En tu filmografía siempre te has preocupado por mostrar y denunciar en cierta manera, cuestiones sociales, dramas particulares de poblaciones o personajes originarios o de diversidad, o temas relacionados con la ecografía en pueblos determinados. Y esta vez focalizaste un hecho que si abarca a todo el país y que trasciende hacia Latinoamérica y el resto del mundo. ¿Sentís que El Juicio es una continuidad o es una ruptura con lo que venís haciendo?
Nunca hilvané una película con otra pensando en una continuidad. Siempre me fue llevando un tema que me convocó, me convocó, me convocó y se fue transformando en una película. Nunca dije voy a hacer esto, después lo otro, después aquello. Nunca lo ordené, lo planeé. Siempre hice lo que tenía ganas de hacer. 

Y en ese ir y venir tus films terminan siendo viajes propiamente dichos. Al norte de la Argentina, al sur patagónico. Y algunos están como entrelazados con otros. Como los casos de Río Arriba (2006) con Vilca, la magia del silencio (2020), o de Tierra Adentro (2011) con Amanecer en mi Tierra (2019).

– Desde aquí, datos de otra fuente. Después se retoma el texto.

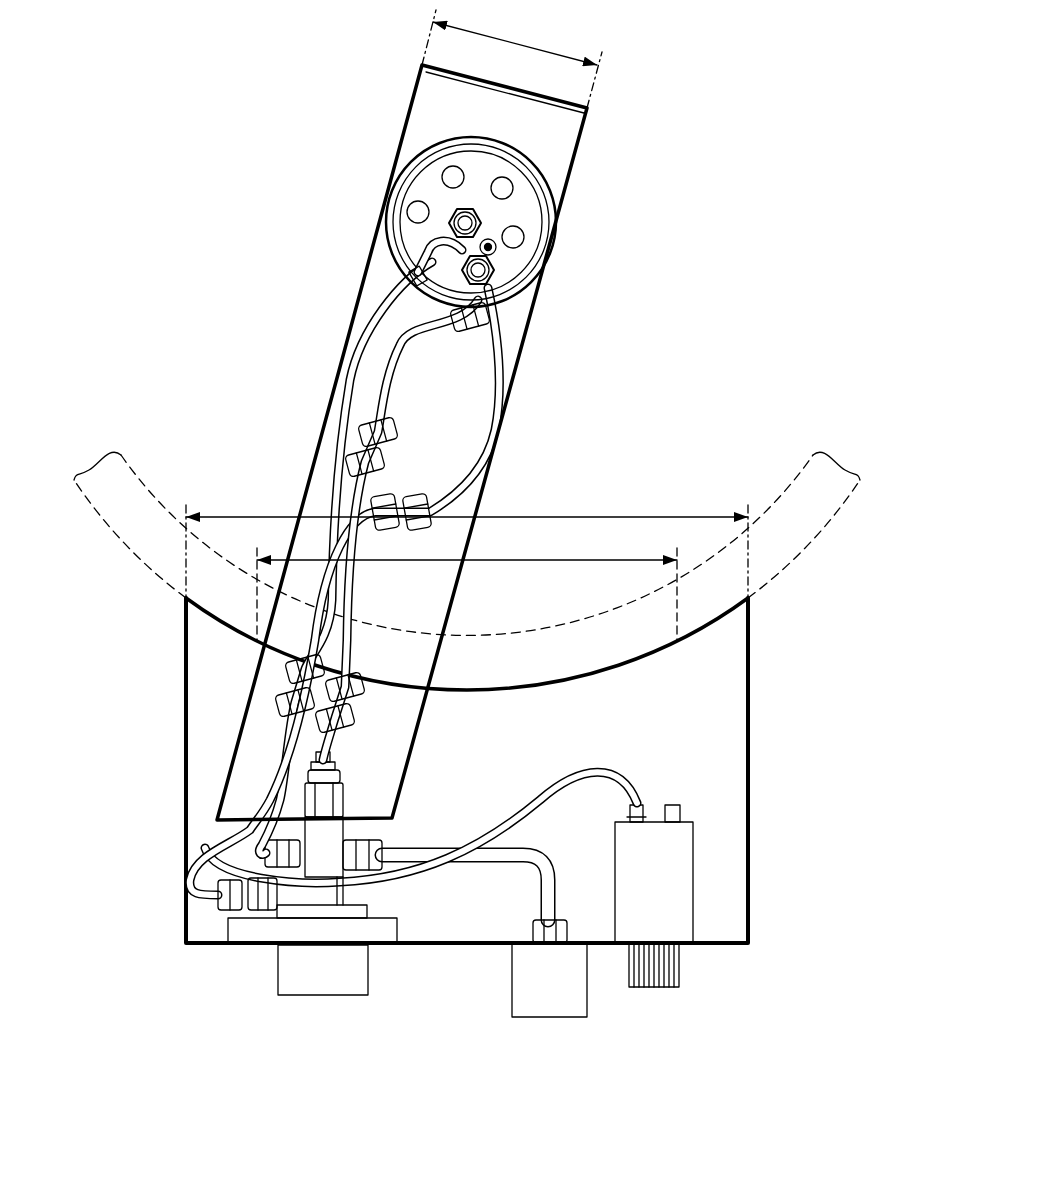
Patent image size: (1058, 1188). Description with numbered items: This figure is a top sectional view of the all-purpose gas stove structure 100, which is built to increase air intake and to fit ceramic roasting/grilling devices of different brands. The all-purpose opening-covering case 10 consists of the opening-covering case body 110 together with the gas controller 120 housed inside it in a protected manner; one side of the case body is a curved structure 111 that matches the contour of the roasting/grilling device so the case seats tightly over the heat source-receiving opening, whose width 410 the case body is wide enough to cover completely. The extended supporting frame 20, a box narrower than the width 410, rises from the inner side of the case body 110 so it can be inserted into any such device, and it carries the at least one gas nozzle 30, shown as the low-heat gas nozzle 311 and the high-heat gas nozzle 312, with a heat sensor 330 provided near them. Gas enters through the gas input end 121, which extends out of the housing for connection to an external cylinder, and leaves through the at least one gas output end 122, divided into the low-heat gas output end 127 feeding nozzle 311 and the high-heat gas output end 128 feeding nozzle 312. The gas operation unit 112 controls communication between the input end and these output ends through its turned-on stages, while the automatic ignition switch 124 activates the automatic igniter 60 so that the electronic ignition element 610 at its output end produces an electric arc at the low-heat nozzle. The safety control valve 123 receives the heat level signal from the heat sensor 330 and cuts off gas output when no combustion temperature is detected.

The all-purpose gas stove structure 100 is at (878, 38).
The all-purpose opening-covering case 10 is at (848, 833).
The opening-covering case body 110 is at (750, 915).
The curved structure 111 is at (660, 655).
The gas operation unit 112 is at (322, 1001).
The gas controller 120 is at (366, 829).
The gas input end 121 is at (553, 1005).
The gas output end 122 is at (273, 599).
The safety control valve 123 is at (320, 843).
The automatic ignition switch 124 is at (652, 988).
The low-heat gas output end 127 is at (228, 896).
The high-heat gas output end 128 is at (255, 830).
The automatic igniter 60 is at (676, 917).
The extended supporting frame 20 is at (302, 470).
The gas nozzle 30 is at (488, 235).
The low-heat gas nozzle 311 is at (492, 282).
The high-heat gas nozzle 312 is at (483, 216).
The heat sensor 330 is at (496, 250).
The electronic ignition element 610 is at (440, 245).
The width of the heat source-receiving opening 410 is at (467, 585).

Y están concatenados. Los amores quedan. Fijate la película con Ricardo (Vilca), la habíamos comenzado a hacer hace más de veinte años y con Ricardo vivo. Y se murió (19-6-2007). Y tardamos como doce años en volver a agarrar esos casetes. Lo mismo con el Sur, con todo el tema mapuche. Yo tengo un amigo que vive en el Barrio Intercultural y yo me enteré de lo que ellos iban a hacer ese proyecto –una utopía bellísima, pero de un grupo de dementes (Risas)-, esto pasó mientras filmaba Tierra adentro. Y años después cuando vi que eso se empezaba a materializar le dije que había que contar esa historia sobre la construcción de un barrio intercultural entre Vecinos Sin Techo y el Lof Mapuche Curruhuinca, cerca de San Martín de los Andes.

A pesar de los sostenes que tuviste para hacer El Juicio, en un principio a partir del año 2016, no tuviste apoyo ni del canal 7, la TV Pública ni del Archivo General de la Nación. ¿Qué excusas te dieron para no brindarte archivos e imágenes?
Al frente del Canal 7 estaba Miguel Pereira (realizador jujeño de films como La deuda interna, La última siembra, Che Ernesto y El destino), y él me negó todo tipo de ayuda y el material que tenía la TV Pública. La respuesta que me dio no me la olvido nunca más: “Mirá Ulises, esto es muy delicado, no sé qué es lo que vos querés hacer, pero yo no te puedo ayudar”. La misma respuesta me dio poquito tiempo después Emilio Leonardo Perina, Director del AGN también durante el gobierno de Macri. Me dijo lo mismo, que esto es muy delicado, que no te lo puedo dar. Y me mandó a buscarlo a la Universidad Nacional de Salamanca. El director del Archivo General de la Nación, de la mía, de la nuestra, me mandó a Salamanca, España, que son los que habían financiado la digitalización que tiene Memoria Abierta. Después fui a Memoria Abierta y ahí me facilitaron todo. Cuanto más me decían los funcionarios de que ésto era delicado, más sentía que tenía que meterme más en el asunto. Yo estaba convencido de que tenía productor primero con la TV Pública y luego con el AGN. Y me fletaron olímpicamente. Más ganas me dieron de hacerla.